Hilâl KAPLAN
Başbakan Erdoğan'ın, Has Parti lideri Numan Kurtulmuş'la, üstelik Başbakanlık Resmî Konutu'nda yaptığı görüşmenin etkileri devam ediyor. Sadece Numan Kurtulmuş'un değil, Has Parti kadrolarının önemli bölümünün Ekim ayında gerçekleşecek kongrede Ak Parti saflarına geçeceği öngörülüyor. Numan Kurtulmuş'un tek başına geçmesi düşünülemez zira Kurtulmuş da Erdoğan'a benzer şekilde partinin sürükleyici gücü olacak kadar başarılı bir liderlik sergilemiş bir isim. O giderse, partisi de beraberinde gelir.

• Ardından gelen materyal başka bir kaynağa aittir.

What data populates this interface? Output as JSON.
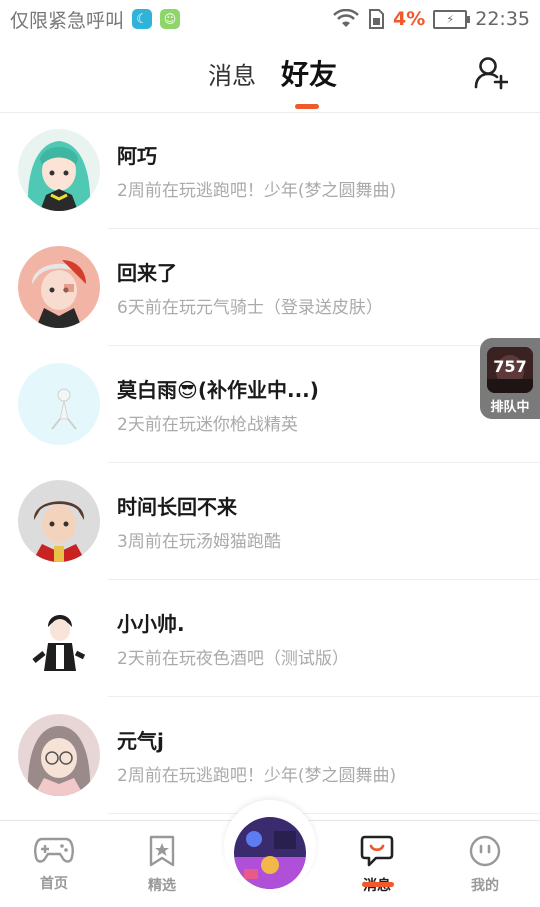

Ak Parti siyasal alanın merkezini, bazı açılardan çevreyi de içine alacak kadar hegemonize eden başarılı bir politika izlemiş olduğundan Has Parti oy sandığından istediği sonucu alamamış olsa bile asla %1'in altında kalan diğer partiler gibi marjinal ve silik bir portre çizmedi. Bunun en büyük sebebi Kurtulmuş'un başarılı liderliğiyle siyasal üslubu ve söylemleriydi.
Erdoğan-Kurtulmuş görüşmesine ilişkin pek çok analiz okudunuz ama bu analizlerin hiçbirisi mevzua Has Parti ve özellikle de Kurtulmuş'un zaviyesinden bakmıyorlardı. Örneğin Taha Akyol, Has Parti'yi içleme gayretinin Başbakan Erdoğan'ın Cumhurbaşkanlığı seçimlerinden yüksek bir oranı zaferiyle çıkması amacına yönelik olduğunu savunuyor. Gültekin Avcı ise buna ihtimal vermemekle beraber, Ak Parti'nin kendi aleyhine olabilecek tüm alternatifleri elemek amacıyla hareket ettiği görüşünü ileri sürüyor.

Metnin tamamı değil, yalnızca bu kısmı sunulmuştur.